Limites?





Les "limites" de l'ontophanie numérique

Quand l'expérience de la psychanalyse rencontre les expériences liées à l'Internet un ensemble de questions arrive nécessairement, certaines auraient tendance à se poser en termes de limites. Ce que je crois, c'est que penser vraiment les limites est une expérience impossible avec cet "objet" qu'est l'Internet. Personne ne sait ce que les mondes numériques sont vraiment en ce moment, ni ce qu'ils produiront dans 3 ou 4 ans, et encore moins plus tard. Je propose plutôt d'essayer de saisir ce qui se trouve "entamé" par l'existence de l'Internet, quand il s'agit d' une pratique que l'on connait bien, ce qui se trouve "déplacé", ce qui apparait comme "impensé" ou insuffisamment pensé , et d'en tirer les conséquences.
C'est pour poser les limites du concept-clé de son livre "L'Etre et L'Ecran" que Stéphane Vial évoque la psychanalyse dans sa conclusion: "quoiqu'elle propose une phénoménologie miraculeuse de l'expérience d'exister....l'ontophanie numérique a des limites..". Et pour approcher ces "limites", il note que: "il existe des formes d'expériences existentielles..qui sont incommensurables avec l'ontophanie numérique, comme l'expérience de la tendresse maternelle, de l'intimité amoureuse, ou encore de la cure psychanalytique". Ces "points de butée" , la méthode employée (phénoménologique) dans tout le livre les rendait facilement prévisibles. Et en retour, ils éclairent le parti pris du livre (priorité à "l'apparaitre").

Pour cerner cet "incommensurable", Stéphane Vial propose d'opposer "l'ontophanie du face à face" à "l'ontophanie numérique". Citant ma page déjà ancienne ( 2007) le non-virtualisable de la psychanalyse il affirme que ce que j'appelle "présence authentique" , seule l'aura phénoménologique de l'ontophanie du face à face peut la donner. Mais une telle extension du "concept" d'ontophanie pour y placer la psychanalyse est bien inutile car on retrouve ce "geste" (ou des opérations apparentées) dans toutes les polémiques qui ont opposé et opposent phénoménologues et psychanalystes sur ce qu'est l'inconscient. En introduisant la cure psychanalytique comme "réserve", Stéphane Vial indique un point de butée à l'extension généralisée de ce qu'il propose comme "ontophanie numérique" et en cela , je suis d'accord avec lui. Mais en proposant pour cette expérience l'idée d'ontophanie du face à face (et son aura), il maintient la prédominance de "l'apparaitre". La co-présence(dissymétrique) dans la séance de psychanalyse et surtout le "travail" avec l'inconscient qui s'y produit sont ainsi bien mal "approchés" (comme c'est le cas dans la plupart des phénoménologies), et l'opposition qui a été posée comme point de départ ("incommensurable") se trouve radicalement relativisée.
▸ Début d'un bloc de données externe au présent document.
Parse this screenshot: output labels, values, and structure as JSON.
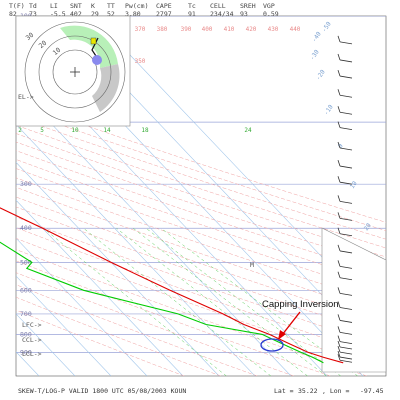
{
  "header": {
    "labels": [
      "T(F)",
      "Td",
      "LI",
      "SNT",
      "K",
      "TT",
      "Pw(cm)",
      "CAPE",
      "Tc",
      "CELL",
      "SREH",
      "VGP"
    ],
    "values": [
      "82",
      "73",
      "-5.5",
      "402",
      "29",
      "52",
      "3.80",
      "2797",
      "91",
      "234/34",
      "93",
      "0.59"
    ]
  },
  "chart_data": {
    "type": "line",
    "title": "SKEW-T/LOG-P VALID 1800 UTC 05/08/2003",
    "station": "KOUN",
    "x_kind": "skewed temperature",
    "y_axis": "pressure (hPa), log scale, decreasing upward",
    "pressure_levels": [
      100,
      200,
      300,
      400,
      500,
      600,
      700,
      800,
      900
    ],
    "pressure_labels": [
      "100",
      "200",
      "300",
      "400",
      "500",
      "600",
      "700",
      "800",
      "900"
    ],
    "mixing_ratio_labels": [
      "2",
      "5",
      "10",
      "14",
      "18",
      "24"
    ],
    "potential_temp_labels": [
      "370",
      "380",
      "390",
      "400",
      "410",
      "420",
      "430",
      "440",
      "350"
    ],
    "isotherm_labels": [
      "30",
      "20",
      "10",
      "0",
      "-10",
      "-20",
      "-30",
      "-40",
      "-50"
    ],
    "level_markers": [
      "LFC->",
      "CCL->",
      "LCL->"
    ],
    "el_marker": "EL->",
    "freezing_marker": "M",
    "hodograph_ring_labels": [
      "30",
      "20",
      "10"
    ],
    "series": [
      {
        "name": "",
        "color": "#e00000",
        "points": [
          [
            963,
            28
          ],
          [
            930,
            24
          ],
          [
            900,
            21
          ],
          [
            850,
            18
          ],
          [
            800,
            15
          ],
          [
            750,
            10.5
          ],
          [
            700,
            7.5
          ],
          [
            600,
            -1
          ],
          [
            500,
            -10
          ],
          [
            400,
            -20
          ],
          [
            300,
            -34
          ],
          [
            250,
            -44
          ],
          [
            200,
            -55
          ],
          [
            150,
            -60
          ],
          [
            120,
            -58
          ],
          [
            100,
            -62
          ]
        ]
      },
      {
        "name": "",
        "color": "#00cc00",
        "points": [
          [
            963,
            22.5
          ],
          [
            930,
            21
          ],
          [
            900,
            19
          ],
          [
            850,
            16
          ],
          [
            800,
            13
          ],
          [
            750,
            0
          ],
          [
            700,
            -5
          ],
          [
            600,
            -25
          ],
          [
            520,
            -35
          ],
          [
            500,
            -32
          ],
          [
            400,
            -38
          ],
          [
            300,
            -52
          ],
          [
            250,
            -60
          ],
          [
            200,
            -66
          ]
        ]
      }
    ],
    "annotation": "Capping Inversion",
    "grid": true
  },
  "footer": {
    "left": "SKEW-T/LOG-P VALID 1800 UTC 05/08/2003  KOUN",
    "lat_label": "Lat =",
    "lat_value": "35.22",
    "lon_label": ", Lon =",
    "lon_value": "-97.45"
  },
  "colors": {
    "temperature": "#e00000",
    "dewpoint": "#00cc00",
    "isobar": "#9aa4d8",
    "isotherm": "#9ec4ea",
    "dry_adiabat": "#f0a0a0",
    "mixing_ratio": "#55cc55",
    "annotation_arrow": "#e00000",
    "ellipse": "#2a3ad0"
  }
}
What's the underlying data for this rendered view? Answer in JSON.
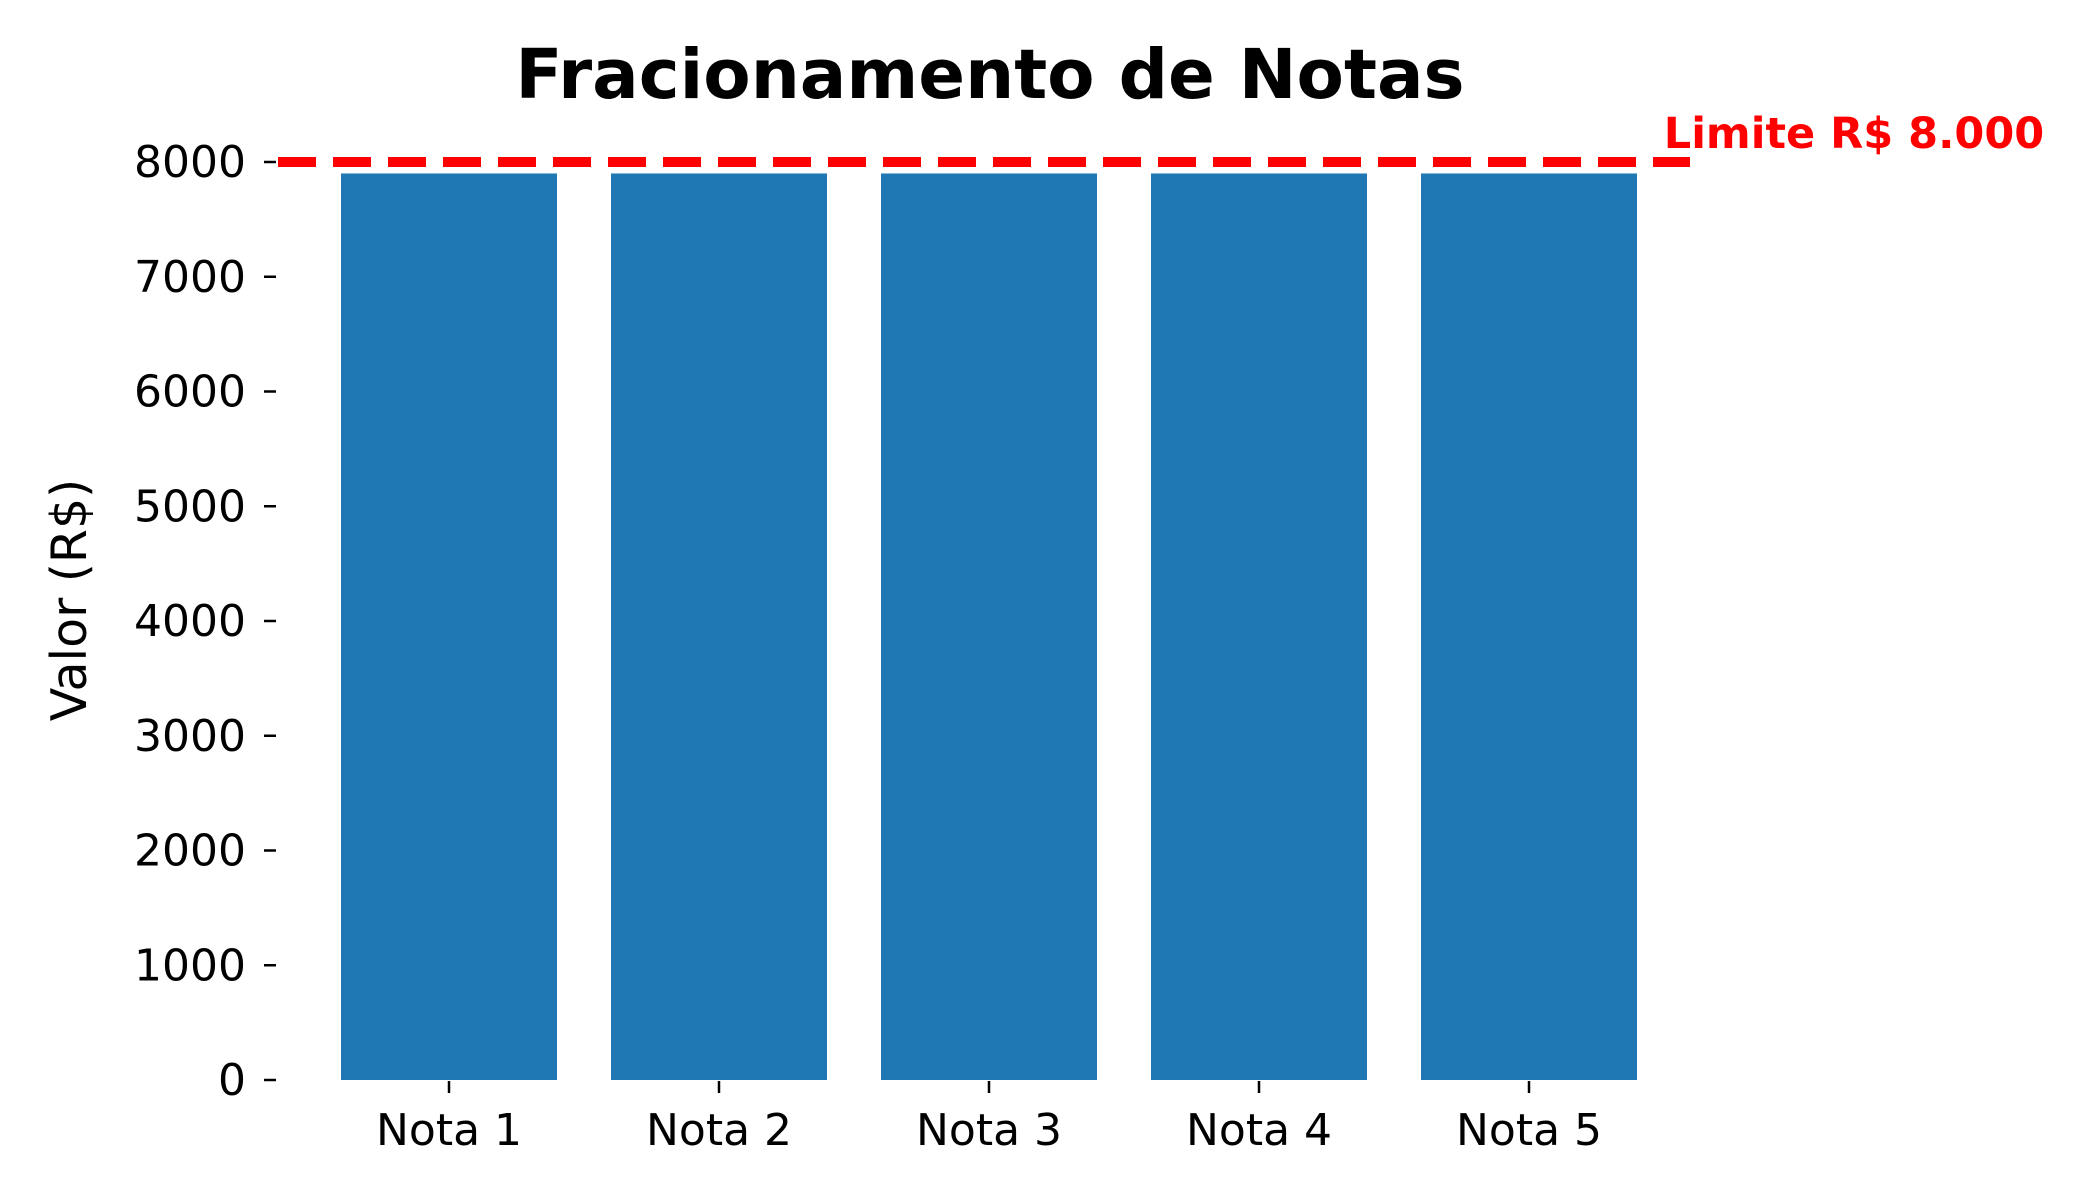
{
  "chart_data": {
    "type": "bar",
    "title": "Fracionamento de Notas",
    "xlabel": "",
    "ylabel": "Valor (R$)",
    "categories": [
      "Nota 1",
      "Nota 2",
      "Nota 3",
      "Nota 4",
      "Nota 5"
    ],
    "values": [
      7900,
      7900,
      7900,
      7900,
      7900
    ],
    "ylim": [
      0,
      8000
    ],
    "yticks": [
      0,
      1000,
      2000,
      3000,
      4000,
      5000,
      6000,
      7000,
      8000
    ],
    "grid": false,
    "bar_color": "#1f77b4",
    "reference_line": {
      "value": 8000,
      "label": "Limite R$ 8.000",
      "color": "#ff0000",
      "style": "dashed"
    }
  }
}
Mais si cette expression est réductrice, la description de l'expérience psychanalytique comme expérience phénomenotechniquement produite l'est encore davantage. Pour S.Vial, elle est produite par le truchement de ces appareils que sont "le divan, le fauteuil et les quatre murs du cabinet":"le cabinet de l'analyste est un appareil qui fonde la possibilité de l'apparaitre de l'inconscient et de l'insight". L'apparaitre de l'inconscient ? puis-je dire que l'inconscient peut "apparaitre" tout seul ? un peu n'importe où? un rêve, un lapsus...autre chose...Disons (pour aller vite) que les conditions pour analyser les formations de l'inconscient et leurs effets ne résultent pas automatiquement du dispositif "un divan, un fauteuil et quatre murs", car ce dispositif est loin de constituer à lui seul "l'outil" de la psychanalyse. L'outil de la psychanalyse, c'est l'interprétation, rendue possible par ce qui se passe dans le "transfert-contre-transfert" (divan ou non). Disons que ce qui caractérise la "technique psychanalytique", c'est un travail conjugué d'écoute et de parole pour lequel il faut "un psychanalyste" c'est-à-dire quelqu'un qui se soit formé à la capacité d'entendre ce qui se dit quand "un psychanalysant" associe, et un psychanalysant qui associe dans le temps présent de la séance. On ne voit guère en quoi le numérique pourrait ici agir comme "révélateur" de ce qu'est l'expérience psychanalytique, si ce n'est a contrario: l'expérience du temps que l'on peut faire dans une séance de trois quarts d'heure maintes fois répétée peut permettre de mieux saisir ce que le vécu de la temporalité sur l'Internet a de superficiel et d'accéléré.